Сухой, отрывистый, испуганный голос звучал дальше, и Уильям Стоунер слушал в каком-то оцепенении; голос, казалось ему, существовал только в трубке, которую он прижимал к уху. Сообщение касалось его отца. Он почти неделю, сказал позвонивший, чувствовал себя плохо, но наемный работник в одиночку не мог справиться с пахотой и севом, и отец, хотя у него был сильный жар, рано утром вышел в поле сеять. Ближе к полудню работник нашел его лежащим ничком на вспаханном поле, он был без сознания. Работник притащил его домой, уложил в кровать и отправился за врачом, но в полдень отец уже был мертв.
– Спасибо за звонок, – механически промолвил Стоунер. – Скажите моей маме, что я приеду завтра.
Он повесил трубку и долго глядел на колоколообразный раструб микрофона, прикрепленный к тонкому черному цилиндру. Потом обернулся и обвел глазами комнату. Эдит смотрела на него ожидающе.

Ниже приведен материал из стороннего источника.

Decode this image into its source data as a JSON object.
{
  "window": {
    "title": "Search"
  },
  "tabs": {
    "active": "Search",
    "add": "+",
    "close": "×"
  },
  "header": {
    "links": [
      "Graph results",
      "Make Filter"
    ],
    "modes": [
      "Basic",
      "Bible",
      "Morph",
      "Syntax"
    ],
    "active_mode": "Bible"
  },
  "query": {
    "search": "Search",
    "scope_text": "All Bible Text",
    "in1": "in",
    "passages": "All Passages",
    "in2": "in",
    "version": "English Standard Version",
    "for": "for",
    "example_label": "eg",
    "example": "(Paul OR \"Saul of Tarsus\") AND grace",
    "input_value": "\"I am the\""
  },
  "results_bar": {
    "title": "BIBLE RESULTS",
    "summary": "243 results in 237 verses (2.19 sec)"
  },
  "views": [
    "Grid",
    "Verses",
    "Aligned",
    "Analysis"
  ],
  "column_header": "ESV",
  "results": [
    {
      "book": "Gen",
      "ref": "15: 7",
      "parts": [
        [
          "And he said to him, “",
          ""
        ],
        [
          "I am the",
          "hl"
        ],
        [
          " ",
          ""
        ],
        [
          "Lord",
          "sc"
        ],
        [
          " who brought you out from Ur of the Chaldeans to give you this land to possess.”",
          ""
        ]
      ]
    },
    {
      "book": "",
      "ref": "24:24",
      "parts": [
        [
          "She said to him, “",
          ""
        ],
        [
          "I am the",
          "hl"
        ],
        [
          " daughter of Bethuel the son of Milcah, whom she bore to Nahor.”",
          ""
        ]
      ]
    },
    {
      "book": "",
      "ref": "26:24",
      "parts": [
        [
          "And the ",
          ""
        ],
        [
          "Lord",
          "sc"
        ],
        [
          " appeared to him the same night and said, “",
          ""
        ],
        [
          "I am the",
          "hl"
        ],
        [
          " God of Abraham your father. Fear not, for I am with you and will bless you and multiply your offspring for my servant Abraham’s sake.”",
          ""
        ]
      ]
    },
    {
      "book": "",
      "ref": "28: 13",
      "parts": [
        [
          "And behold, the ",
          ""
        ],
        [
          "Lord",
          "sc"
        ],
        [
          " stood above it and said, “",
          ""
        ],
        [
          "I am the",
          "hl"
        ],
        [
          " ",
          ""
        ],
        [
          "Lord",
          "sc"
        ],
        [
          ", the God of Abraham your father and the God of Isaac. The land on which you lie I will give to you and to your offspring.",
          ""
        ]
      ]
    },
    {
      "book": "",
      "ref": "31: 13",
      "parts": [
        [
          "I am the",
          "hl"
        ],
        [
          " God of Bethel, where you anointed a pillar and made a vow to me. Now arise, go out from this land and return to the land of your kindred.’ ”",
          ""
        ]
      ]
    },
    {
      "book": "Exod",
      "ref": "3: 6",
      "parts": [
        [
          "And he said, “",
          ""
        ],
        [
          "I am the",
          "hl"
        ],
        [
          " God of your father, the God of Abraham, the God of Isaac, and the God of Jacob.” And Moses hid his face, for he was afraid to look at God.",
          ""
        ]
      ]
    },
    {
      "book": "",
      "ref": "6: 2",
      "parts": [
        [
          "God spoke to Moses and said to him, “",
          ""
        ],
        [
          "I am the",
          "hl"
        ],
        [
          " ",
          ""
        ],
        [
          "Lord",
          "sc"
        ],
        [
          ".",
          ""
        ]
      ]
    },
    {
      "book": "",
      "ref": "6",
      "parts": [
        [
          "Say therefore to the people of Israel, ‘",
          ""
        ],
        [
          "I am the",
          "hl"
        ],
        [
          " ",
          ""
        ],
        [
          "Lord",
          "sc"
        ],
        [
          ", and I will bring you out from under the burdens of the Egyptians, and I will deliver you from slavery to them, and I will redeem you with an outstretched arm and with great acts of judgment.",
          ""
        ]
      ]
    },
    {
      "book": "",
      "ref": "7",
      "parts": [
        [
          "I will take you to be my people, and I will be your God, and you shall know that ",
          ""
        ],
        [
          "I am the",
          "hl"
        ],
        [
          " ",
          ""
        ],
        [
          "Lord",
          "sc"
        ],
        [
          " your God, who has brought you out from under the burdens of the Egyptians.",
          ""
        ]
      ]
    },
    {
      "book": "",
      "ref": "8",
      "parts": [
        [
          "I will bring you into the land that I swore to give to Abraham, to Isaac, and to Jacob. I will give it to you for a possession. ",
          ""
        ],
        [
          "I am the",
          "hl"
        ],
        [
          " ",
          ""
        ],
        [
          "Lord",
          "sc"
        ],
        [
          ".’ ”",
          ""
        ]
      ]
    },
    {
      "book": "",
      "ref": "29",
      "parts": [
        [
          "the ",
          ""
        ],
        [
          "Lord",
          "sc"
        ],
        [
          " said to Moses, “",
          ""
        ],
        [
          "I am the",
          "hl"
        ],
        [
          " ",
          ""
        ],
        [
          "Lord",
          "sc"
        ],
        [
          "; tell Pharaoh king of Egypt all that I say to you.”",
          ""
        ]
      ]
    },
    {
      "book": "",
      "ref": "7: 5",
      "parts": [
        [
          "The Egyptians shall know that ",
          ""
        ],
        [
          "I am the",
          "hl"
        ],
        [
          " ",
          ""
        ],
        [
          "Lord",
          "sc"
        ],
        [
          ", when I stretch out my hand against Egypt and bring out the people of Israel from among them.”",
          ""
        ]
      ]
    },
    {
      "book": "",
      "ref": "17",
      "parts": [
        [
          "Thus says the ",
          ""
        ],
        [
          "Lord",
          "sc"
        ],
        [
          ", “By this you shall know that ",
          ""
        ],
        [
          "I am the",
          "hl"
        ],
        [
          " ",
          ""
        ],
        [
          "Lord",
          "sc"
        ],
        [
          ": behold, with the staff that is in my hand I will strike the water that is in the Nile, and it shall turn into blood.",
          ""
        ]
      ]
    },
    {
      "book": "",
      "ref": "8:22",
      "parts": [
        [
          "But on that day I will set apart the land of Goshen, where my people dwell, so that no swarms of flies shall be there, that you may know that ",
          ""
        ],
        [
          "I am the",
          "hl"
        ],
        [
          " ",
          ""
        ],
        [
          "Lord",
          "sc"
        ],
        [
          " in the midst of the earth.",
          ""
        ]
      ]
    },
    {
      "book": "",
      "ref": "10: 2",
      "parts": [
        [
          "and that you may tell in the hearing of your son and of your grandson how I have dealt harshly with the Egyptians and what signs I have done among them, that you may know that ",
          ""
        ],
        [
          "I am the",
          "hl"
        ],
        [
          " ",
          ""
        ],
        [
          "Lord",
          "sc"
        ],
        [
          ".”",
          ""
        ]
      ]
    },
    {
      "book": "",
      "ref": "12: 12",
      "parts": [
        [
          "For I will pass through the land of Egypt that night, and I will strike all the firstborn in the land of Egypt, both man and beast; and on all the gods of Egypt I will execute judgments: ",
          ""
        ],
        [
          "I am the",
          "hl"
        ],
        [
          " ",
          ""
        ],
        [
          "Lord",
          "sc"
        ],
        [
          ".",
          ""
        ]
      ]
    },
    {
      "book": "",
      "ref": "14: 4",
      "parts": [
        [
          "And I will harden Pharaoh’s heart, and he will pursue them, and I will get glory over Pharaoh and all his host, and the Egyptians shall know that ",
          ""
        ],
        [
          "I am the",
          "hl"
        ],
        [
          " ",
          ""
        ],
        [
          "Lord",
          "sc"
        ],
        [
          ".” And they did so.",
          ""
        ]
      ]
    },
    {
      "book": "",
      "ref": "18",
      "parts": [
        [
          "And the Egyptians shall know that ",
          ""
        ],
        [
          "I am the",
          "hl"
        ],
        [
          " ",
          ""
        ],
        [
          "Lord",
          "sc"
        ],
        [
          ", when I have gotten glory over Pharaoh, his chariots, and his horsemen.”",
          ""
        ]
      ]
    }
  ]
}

– Ну что? О чем это? – спросила она.
– О моем отце, – ответил Стоунер. – Он умер.
– Ох, Уилли! – воскликнула Эдит. Потом наклонила голову. – Ты, наверно, уедешь до конца недели.
– Да, – сказал Стоунер.
– Тогда я позову тетю Эмму, чтобы помогала мне с Грейс.
– Да, – механически произнес Стоунер. – Хорошо. Он нашел себе в университете замену на ближайшие дни и рано утром поехал на автобусе в Бунвилл. Шоссе между Колумбией и Канзас-Сити, проходящее через Бунвилл, было той самой дорогой, по которой он семнадцать лет назад отправился учиться; за эти годы дорогу расширили и снабдили твердым покрытием, за окном автобуса тянулись аккуратные ограды по краям пшеничных и кукурузных полей.
Бунвилл с тех пор, как он прошлый раз его видел, изменился мало. Построили несколько новых зданий, несколько старых снесли; но городок и сейчас выглядел неосновательным и каким-то голым, выглядел так, словно его возвели на время и в любую минуту могут забросить за ненадобностью. Хотя за последние годы большинство улиц были вымощены, в воздухе легкой дымкой висела пыль; встречались фургоны на лошадиной тяге, из их стальных шин бетон мостовых и бордюров порой высекал искры.
Родительский дом тоже остался, каким был, – разве что сделался суше и серее; с дощатой обшивки стен краска отшелушилась совсем, крыльцо еще немного просело, и его некрашеные бревна почти соприкасались с голой землей.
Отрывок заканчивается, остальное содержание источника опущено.